NMSU branding

New Mexico State University

New Mexico State University

News Center

Children learn how to stay safe through NMSU Extension program

HOBBS, N.M. - What vital information does a child - or an adult - need to know when dialing 9-1-1? Using just your eyes, can you tell the difference between Clorox and lemonade? What do you do if you are home alone and a stranger knocks on your front door?

A third-grade student tries to determine which container holds a safe food product and which one holds a harmful household chemical at the annual Progressive Agriculture Safety Days in Hobbs. (NMSU photo by Audry Olmsted)

These and many other questions were answered recently for third-grade students in Lea County when they attended the annual Progressive Agriculture Safety Days in Hobbs. The event was a cooperative effort between New Mexico State University's Cooperative Extension Service and the Progressive Agriculture Foundation.

The mission of the safety days is to make life safer and healthier for all children through education and training.

"It is important to teach children about safety because there are so many dangers nowadays," said Shannon Franklin, Extension 4-H agent and home economist for Lea County. "This program is about teaching kids how to be safe and giving them some knowledge they can take with them from attending."

Approximately 1,100 students attended the event in Hobbs this year over the course of two days.

Through the program, children learn safety lessons that can keep them and others safe while at home or on a farm or ranch.
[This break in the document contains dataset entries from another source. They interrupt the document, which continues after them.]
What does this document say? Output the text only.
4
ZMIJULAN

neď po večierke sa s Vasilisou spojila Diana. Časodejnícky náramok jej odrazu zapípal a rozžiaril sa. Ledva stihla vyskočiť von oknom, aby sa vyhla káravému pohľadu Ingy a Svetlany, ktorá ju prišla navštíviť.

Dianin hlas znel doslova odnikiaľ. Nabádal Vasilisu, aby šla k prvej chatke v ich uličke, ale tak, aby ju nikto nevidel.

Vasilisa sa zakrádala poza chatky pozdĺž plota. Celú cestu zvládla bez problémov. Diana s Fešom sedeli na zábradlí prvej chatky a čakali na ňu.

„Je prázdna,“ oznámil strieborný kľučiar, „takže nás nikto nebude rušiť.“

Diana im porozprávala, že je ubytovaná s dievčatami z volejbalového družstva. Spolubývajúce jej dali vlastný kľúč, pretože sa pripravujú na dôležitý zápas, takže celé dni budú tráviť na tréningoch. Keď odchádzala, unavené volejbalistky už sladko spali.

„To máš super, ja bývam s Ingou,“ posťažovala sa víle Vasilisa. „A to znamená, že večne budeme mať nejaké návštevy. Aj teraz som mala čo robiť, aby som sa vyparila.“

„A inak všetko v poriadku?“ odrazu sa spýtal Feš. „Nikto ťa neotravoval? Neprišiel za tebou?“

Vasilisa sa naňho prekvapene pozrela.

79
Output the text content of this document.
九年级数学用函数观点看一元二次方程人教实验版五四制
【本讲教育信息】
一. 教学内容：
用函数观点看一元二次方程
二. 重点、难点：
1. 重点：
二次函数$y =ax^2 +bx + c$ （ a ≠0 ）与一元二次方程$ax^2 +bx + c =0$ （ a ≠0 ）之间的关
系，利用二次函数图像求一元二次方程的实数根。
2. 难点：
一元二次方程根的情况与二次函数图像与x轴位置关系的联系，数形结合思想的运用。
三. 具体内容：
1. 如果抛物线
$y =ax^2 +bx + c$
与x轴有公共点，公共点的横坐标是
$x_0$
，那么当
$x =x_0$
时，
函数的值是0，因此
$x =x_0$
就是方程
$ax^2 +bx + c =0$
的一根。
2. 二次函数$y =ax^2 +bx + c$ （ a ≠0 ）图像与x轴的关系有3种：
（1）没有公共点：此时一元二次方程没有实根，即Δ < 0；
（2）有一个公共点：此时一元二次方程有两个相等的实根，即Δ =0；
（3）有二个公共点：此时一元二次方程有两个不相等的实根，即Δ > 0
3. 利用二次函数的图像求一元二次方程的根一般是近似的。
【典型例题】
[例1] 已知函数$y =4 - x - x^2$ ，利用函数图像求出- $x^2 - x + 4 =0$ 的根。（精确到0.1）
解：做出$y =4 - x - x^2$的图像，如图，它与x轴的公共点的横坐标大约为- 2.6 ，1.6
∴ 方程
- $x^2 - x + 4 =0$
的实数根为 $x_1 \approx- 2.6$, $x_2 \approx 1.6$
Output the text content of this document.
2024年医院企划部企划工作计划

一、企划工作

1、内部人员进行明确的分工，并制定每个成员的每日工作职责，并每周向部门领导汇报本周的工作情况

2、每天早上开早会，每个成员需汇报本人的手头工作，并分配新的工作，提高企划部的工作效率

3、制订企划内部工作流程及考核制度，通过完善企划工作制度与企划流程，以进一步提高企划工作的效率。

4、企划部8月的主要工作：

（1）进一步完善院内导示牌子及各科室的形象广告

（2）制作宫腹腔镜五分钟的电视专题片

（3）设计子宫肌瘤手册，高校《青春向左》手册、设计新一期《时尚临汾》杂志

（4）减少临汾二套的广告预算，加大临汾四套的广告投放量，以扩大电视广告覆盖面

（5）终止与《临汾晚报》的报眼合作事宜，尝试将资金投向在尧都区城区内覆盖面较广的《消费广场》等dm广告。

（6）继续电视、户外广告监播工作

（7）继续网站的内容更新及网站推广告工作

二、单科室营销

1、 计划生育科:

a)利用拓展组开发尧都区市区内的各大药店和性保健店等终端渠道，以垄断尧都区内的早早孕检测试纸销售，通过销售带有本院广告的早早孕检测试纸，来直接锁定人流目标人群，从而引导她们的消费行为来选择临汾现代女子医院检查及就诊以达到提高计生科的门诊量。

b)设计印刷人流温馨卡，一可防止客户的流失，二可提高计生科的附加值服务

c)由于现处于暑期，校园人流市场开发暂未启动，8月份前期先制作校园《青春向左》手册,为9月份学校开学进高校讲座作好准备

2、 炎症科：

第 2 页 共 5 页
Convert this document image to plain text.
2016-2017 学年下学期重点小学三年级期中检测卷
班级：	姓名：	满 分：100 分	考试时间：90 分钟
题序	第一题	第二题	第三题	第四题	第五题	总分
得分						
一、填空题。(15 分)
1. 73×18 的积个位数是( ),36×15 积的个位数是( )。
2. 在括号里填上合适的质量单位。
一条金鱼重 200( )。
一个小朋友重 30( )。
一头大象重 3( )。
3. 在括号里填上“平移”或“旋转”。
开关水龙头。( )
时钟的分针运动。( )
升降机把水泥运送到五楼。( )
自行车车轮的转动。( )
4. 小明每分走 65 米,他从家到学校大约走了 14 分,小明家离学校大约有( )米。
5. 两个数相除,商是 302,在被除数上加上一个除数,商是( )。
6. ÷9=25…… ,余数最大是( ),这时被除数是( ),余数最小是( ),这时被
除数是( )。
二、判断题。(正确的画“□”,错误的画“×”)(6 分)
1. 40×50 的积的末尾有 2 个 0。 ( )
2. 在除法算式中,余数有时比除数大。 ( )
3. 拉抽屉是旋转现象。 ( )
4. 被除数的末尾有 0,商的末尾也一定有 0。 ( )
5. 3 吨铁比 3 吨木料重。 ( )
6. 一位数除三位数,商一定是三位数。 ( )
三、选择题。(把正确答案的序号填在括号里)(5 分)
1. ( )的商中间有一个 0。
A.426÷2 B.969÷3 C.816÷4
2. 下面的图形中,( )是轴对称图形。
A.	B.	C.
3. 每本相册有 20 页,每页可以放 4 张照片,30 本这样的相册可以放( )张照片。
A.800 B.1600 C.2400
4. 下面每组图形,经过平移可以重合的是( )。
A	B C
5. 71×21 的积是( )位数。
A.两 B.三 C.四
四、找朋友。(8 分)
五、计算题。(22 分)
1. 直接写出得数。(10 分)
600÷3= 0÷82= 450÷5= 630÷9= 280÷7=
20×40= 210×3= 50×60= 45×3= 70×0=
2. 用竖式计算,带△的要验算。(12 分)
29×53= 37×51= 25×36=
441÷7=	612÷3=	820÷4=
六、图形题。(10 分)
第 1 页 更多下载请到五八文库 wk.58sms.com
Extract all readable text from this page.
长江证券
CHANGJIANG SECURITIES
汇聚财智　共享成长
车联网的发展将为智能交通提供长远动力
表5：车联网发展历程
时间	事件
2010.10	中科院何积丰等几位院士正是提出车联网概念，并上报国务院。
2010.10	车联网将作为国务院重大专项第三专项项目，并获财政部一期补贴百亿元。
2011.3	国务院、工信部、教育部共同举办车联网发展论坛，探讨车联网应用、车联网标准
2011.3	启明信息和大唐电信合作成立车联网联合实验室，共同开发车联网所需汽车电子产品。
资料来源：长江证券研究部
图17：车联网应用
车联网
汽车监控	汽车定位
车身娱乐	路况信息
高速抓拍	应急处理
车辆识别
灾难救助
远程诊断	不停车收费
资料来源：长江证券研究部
Many accidents can be prevented if safety precautions are followed. The safety days not only increase students' awareness of safety procedures, they enhance the safety awareness of the community as well.

Franklin said Lea County does not have a large farming community, which is why the program held in Hobbs catered more toward latchkey children who are frequently home alone.

Besides learning how to responsibly dial 9-1-1, handle strangers at their door, and identify the differences between safe foods and the harmful household chemicals they may resemble, students learned about germs, bicycle and helmet safety, water safety, water conservation and soil erosion, methamphetamine awareness, and electrical safety.

During the safety days, different stations teach participants about specific topics and provide age-appropriate, hands-on activities. Students are divided into small groups, which allows for greater participation.

Progressive Agriculture Safety Days is geared toward children between third- and fifth-grade.

"The curriculum is really targeted to that age level," Franklin said. "At that age, they are like little sponges, soaking everything up."

Children and teachers find the safety days to be a positive learning experience.

"This is a wonderful program because it shows the children all the different ways to be safe, things they should be cautious of, things they need to be aware of," said Pam Tinley, who teaches third grade at Stone Elementary.

Tinley said she and other teachers who bring their students to the event incorporate what the children have learned back in the classroom through discussion and other activities.

The national sponsors for the event were Bunge, John Deere, Agrium, Toyota, Farm Credit, Pioneer, Monsanto and ConocoPhillips. The local sponsors were LEACO Rural Telephone Company, LES-URENCO in Eunice, Chevron Pipeline and the J. F. Maddox Foundation.

Safety days are held in towns across eastern New Mexico and reach more than 5,000 students and teachers annually. The topics presented at each location vary to fit the needs of the area.

"Safety is a topic that is very near and dear to my heart," Franklin said. "Even if we help only one child to do the right thing, at least that is one child we have protected."